Blue for Battle. To apply the law and the facts to whatever emotions were involved was the prickly task of New York State Supreme Court Justice Joseph F. Gagliardi, 52, a former genial amateur golfer who once reached the final round of the U.S. Amateur championship, a onetime Westchester County judge appointed by his fellow Republican, Governor Rockefeller. As in all custody cases, he was solely concerned with the children's welfare. Firmly shutting his courtroom door to all but the witnesses, the parties and their lawyers, Gagliardi summoned Plaintiff Rockefeller to prove what he cryptically called her "allegations to the effect that the personalities and even the health of one or more of the infants are being adversely affected."

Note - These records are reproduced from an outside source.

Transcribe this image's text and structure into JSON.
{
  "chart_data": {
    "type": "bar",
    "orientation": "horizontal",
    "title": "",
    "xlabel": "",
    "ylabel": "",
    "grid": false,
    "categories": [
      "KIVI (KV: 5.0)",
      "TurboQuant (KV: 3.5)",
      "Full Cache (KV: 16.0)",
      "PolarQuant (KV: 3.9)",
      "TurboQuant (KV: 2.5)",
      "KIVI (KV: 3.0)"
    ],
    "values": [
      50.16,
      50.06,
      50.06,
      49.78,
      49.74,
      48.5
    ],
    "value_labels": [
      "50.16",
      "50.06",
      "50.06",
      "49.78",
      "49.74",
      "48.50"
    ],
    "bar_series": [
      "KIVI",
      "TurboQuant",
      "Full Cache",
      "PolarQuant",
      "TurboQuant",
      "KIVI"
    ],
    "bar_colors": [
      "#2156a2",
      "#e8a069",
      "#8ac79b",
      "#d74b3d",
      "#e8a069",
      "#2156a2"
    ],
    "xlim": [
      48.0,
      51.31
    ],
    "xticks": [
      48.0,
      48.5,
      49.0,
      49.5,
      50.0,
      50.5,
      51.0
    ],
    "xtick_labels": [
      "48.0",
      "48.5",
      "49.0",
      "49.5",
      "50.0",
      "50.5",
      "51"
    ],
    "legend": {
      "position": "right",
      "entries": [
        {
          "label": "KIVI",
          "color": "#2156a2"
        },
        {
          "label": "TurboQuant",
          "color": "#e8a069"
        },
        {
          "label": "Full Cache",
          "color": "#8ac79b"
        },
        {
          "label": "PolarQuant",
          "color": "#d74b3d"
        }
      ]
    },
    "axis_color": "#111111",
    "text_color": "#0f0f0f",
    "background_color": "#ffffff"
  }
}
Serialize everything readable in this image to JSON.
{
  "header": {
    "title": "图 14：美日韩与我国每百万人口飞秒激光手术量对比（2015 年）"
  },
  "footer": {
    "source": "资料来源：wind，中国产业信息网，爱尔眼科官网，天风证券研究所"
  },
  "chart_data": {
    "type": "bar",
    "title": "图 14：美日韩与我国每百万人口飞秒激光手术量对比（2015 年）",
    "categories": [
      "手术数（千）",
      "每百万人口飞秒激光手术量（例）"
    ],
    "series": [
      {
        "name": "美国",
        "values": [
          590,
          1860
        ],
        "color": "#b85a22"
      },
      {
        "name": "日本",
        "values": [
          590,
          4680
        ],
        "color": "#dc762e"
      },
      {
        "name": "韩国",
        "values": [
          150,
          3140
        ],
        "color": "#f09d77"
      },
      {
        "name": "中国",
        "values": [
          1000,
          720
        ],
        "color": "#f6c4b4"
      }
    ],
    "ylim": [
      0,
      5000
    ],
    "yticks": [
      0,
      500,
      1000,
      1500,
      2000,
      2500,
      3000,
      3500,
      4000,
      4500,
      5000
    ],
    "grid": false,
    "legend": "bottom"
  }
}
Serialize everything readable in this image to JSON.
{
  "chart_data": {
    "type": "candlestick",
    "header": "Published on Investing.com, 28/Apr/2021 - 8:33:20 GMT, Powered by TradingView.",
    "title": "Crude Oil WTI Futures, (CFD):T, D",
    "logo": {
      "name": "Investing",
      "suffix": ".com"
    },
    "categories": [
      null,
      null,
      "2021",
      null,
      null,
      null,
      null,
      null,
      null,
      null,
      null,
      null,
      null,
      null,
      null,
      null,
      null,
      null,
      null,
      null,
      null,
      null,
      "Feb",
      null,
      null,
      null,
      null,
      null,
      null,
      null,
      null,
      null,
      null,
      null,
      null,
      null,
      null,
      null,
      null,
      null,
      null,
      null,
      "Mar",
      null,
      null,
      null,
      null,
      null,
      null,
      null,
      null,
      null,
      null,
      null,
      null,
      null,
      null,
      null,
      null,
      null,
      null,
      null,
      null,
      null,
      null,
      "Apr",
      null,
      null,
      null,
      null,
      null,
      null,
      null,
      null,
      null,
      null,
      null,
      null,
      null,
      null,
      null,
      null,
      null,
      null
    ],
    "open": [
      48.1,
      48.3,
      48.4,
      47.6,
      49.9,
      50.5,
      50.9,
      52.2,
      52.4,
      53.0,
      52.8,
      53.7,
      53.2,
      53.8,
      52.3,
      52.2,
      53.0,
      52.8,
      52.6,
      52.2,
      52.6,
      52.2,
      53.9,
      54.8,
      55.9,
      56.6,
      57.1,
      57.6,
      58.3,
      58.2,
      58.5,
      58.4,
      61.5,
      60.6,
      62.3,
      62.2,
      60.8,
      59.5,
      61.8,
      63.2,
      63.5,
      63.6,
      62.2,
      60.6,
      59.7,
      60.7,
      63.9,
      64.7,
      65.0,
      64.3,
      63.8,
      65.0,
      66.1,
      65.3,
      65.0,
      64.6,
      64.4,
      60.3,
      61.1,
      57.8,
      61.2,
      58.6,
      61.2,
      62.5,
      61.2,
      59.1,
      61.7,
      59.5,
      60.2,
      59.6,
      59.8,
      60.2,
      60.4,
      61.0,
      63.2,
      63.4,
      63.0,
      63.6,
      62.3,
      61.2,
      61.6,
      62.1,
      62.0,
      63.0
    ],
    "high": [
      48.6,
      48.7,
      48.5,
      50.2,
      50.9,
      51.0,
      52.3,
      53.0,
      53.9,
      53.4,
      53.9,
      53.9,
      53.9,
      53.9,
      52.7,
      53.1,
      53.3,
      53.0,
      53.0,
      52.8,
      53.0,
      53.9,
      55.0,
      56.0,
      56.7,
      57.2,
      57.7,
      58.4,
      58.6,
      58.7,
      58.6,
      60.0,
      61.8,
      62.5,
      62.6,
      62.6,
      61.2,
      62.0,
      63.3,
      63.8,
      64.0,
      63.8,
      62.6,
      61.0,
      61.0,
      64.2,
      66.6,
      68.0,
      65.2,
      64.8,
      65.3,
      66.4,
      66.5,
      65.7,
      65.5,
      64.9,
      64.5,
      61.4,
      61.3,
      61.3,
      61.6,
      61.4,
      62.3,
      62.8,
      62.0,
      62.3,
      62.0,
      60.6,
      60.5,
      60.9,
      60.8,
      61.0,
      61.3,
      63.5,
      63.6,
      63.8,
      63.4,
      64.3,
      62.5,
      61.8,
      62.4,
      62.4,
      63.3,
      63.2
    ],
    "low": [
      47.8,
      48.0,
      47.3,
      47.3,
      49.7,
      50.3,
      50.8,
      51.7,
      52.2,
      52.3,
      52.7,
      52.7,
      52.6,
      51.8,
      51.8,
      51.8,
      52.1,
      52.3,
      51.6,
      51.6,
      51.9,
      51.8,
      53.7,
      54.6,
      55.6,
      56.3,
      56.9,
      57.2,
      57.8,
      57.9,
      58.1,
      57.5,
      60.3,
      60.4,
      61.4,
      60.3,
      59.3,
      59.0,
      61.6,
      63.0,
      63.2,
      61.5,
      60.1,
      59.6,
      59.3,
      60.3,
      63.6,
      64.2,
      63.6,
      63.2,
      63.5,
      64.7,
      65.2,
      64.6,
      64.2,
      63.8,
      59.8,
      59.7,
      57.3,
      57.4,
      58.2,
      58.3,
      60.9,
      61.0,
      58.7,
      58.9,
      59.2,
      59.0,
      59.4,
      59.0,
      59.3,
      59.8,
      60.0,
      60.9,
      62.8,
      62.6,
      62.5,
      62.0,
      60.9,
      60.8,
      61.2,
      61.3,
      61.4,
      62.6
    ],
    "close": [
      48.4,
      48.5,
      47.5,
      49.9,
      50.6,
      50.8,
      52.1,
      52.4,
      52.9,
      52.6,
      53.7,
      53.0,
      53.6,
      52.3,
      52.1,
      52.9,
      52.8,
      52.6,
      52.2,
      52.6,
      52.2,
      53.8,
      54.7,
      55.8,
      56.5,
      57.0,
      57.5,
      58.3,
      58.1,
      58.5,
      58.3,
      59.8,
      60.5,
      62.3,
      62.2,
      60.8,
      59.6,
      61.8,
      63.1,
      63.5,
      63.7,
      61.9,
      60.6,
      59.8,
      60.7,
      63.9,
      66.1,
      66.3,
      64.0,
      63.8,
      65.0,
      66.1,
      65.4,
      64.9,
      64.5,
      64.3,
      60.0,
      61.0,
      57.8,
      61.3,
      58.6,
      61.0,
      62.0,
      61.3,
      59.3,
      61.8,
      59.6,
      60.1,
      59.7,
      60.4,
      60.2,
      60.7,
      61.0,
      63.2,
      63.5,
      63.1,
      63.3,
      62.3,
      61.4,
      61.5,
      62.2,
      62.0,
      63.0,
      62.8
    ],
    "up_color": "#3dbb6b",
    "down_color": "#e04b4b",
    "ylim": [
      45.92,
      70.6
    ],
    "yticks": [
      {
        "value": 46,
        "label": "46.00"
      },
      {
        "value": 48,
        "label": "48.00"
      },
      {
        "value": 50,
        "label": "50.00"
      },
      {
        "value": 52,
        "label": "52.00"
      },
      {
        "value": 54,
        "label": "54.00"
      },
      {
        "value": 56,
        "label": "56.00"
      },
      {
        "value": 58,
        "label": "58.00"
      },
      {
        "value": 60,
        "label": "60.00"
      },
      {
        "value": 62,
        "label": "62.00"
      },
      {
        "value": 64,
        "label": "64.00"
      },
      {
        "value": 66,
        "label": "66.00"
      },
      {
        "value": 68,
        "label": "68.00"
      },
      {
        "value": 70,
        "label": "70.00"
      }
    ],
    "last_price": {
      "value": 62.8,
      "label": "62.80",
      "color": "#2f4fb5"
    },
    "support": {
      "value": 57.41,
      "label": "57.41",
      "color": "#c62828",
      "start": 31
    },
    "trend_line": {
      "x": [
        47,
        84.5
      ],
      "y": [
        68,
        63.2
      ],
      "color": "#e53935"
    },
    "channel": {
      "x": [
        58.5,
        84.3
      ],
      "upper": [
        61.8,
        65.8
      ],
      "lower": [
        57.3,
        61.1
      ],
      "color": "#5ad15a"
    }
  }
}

As newsmen hovered, the opponents moved in and out of the closed courtroom like Henry James characters, their real motives invisible for hundreds of pages. Mrs. Rockefeller arrived on the first day with her husband's state police bodyguard and Chrysler Imperial. She graciously smiled her way into battle in a blue sheath dress, bare legs and black flat-heeled shoes, accompanied by four lawyers, a nursemaid and Mrs. Peter Iselin, one of her Philadelphia cousins. Dr. Murphy, his new blonde wife in demure beige, said, "I can't smile." In they walked, past a wall plaque reading:

Not flesh of my flesh

Not bone of my bone

But still miraculously my own.

Never forget

For a single minute

You didn't grow under my heart

But in it.

Humble Thanks. Through a window, newsmen watched Murphy scribbling on a yellow pad as his ex-wife took the stand. Still smiling, she emerged at noon for a storybook picnic lunch (ham, roast beef and chicken-salad sandwiches on white bread with trimmed crusts) in the sheriff's office. Still unsmiling, Murphy and his wife ate in a bar and grill down the street.

By the time Happy had been in court three days, Dr. Murphy's cold silence had gradually melted, to the point where he smilingly walked across the courtroom and greeted her, and thereafter kept glancing in her direction. "This was the first sign of friendliness," said a deputy. "Until now, they've been cutting each other dead."